Convergent evolution and climate

Convergent evolution is a central topic in comparative biology because it is often taken as evidence of adaptation by natural selection. Similar attributes in unrelated groups reflect adaptative responses to similar environmental pressures, even though the initial ancestors states were different. Convergent evolution has been documented in many cases, including classic examples involving morphological, ecological and behavioral similarities between placental and marsupial ‘wolves’, the similar wing shape and size of bats and birds, or the morphological similarity between the cacti of the Americas and spurges and milkweeds of Africa. Because the central prediction of convergence is similar organismal structure and function in similar environmental contexts, it is crucial to evaluate the similarity of the environment just as carefully as organismal similarity.

Most convergence studies have focused on biological attributes as opposed to environmental ones, including morphology, community structure, physiology and species diversity. All these studies have provided useful information to understand convergence, but because they included only qualitative descriptions of the environment or coarse climatic measurements, they have left untested the crucial assumption of similar environmental pressures. Newly available climate data allow examination of the environmental aspect of convergence predictions. Convergence in climatic conditions can be interpreted as overlap in environmental space; in contrast, divergence can be interpreted as different areas in environmental space.

To test the hypothesis of convergence in environmental requirements quantitatively, a recent paper in Annals of Botany examines the classic example of apparent convergent evolution between the succulent plants of the American arid regions, the cacti, and their distantly related African analogues, the milkweeds (Apocynaceae), spurges (Euphorbiaceae) and ice-plants (Aizoaceae). This case has illustrated convergent evolution in countless publications for over 100 years. Comparing environmental similarity using niche modelling tools, randomization tests of niche similarity and multivariate analyses for 19 bioclimatic variables, the authors find that although the sites selected have ‘similar’ but unrelated life forms, almost all the results highlight more climate differences than similarities between the hotspots. A coarser perspective shows that the sites are similar as drylands with relatively moderate drought and mild temperatures, but the results highlight the potentially objective nature of ascribing ‘similarity’ in such studies.
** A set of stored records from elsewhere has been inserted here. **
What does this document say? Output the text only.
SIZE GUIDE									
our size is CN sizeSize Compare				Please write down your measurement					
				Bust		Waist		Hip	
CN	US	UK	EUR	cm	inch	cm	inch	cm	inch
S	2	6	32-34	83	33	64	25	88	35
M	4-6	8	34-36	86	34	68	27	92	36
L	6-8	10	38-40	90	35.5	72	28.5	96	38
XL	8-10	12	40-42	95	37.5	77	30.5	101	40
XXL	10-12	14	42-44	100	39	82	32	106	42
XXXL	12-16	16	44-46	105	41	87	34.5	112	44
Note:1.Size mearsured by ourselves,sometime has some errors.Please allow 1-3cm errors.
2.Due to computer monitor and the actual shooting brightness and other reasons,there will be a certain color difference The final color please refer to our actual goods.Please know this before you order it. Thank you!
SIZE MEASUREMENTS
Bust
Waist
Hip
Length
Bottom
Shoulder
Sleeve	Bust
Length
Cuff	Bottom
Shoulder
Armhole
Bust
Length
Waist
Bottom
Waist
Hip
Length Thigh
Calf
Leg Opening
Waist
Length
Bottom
To converge or not to converge in environmental space: testing for similar environments between analogous succulent plants of North America and Africa. Annals of Botany (2013) 111 (6): 1125-1138. doi: 10.1093/aob/mct078
Convergent evolution is invoked to explain similarity between unrelated organisms in similar environments, but most evaluations of convergence analyse similarity of organismal attributes rather than of the environment. This study focuses on the globular succulent plants of the Americas, the cacti, and their counterparts in Africa in the ice-plant, spurge and milkweed families. Though often held up as paragons of convergent morphological evolution, the environmental similarity of these plants has remained largely unexamined from a quantitative perspective. Five hotspots (centres of high species diversity of globular succulents) were selected, two in Mexico and three in South Africa. Their environments were compared using niche modelling tools, randomization tests of niche similarity and multivariate analyses to test for environmental similarity. Although the sites selected have ‘similar’ but unrelated life forms, almost all our results highlighted more climate differences than similarities between the hotspots. Interprediction of niches within and between continents, a niche equivalence test, and MANOVA results showed significant differences. In contrast, a niche similarity test showed that the comparisons of Cuatrociénegas–Richtersveld, Huizache–Knersvlakte and Huizache–Richtersveld were similar. Differences in rainfall and temperature regimes and the potential effect of edaphic factors may be involved in the differences between the hotspots. In addition, differences in structure, morphology and physiology of the globular succulents may coincide with some of the climatic dissimilarities; i.e. given convergence as the evolution of similar morphologies under similar conditions, then it may be that differing environments diagnose inconspicuous morphological differences. Moreover, although fine-scale differences between sites were found, a coarser perspective shows that these sites are clearly similar as drylands with relatively moderate drought and mild temperatures, illustrating how all studies of convergence must address the issue of how similar two entities must be before they are considered convergent.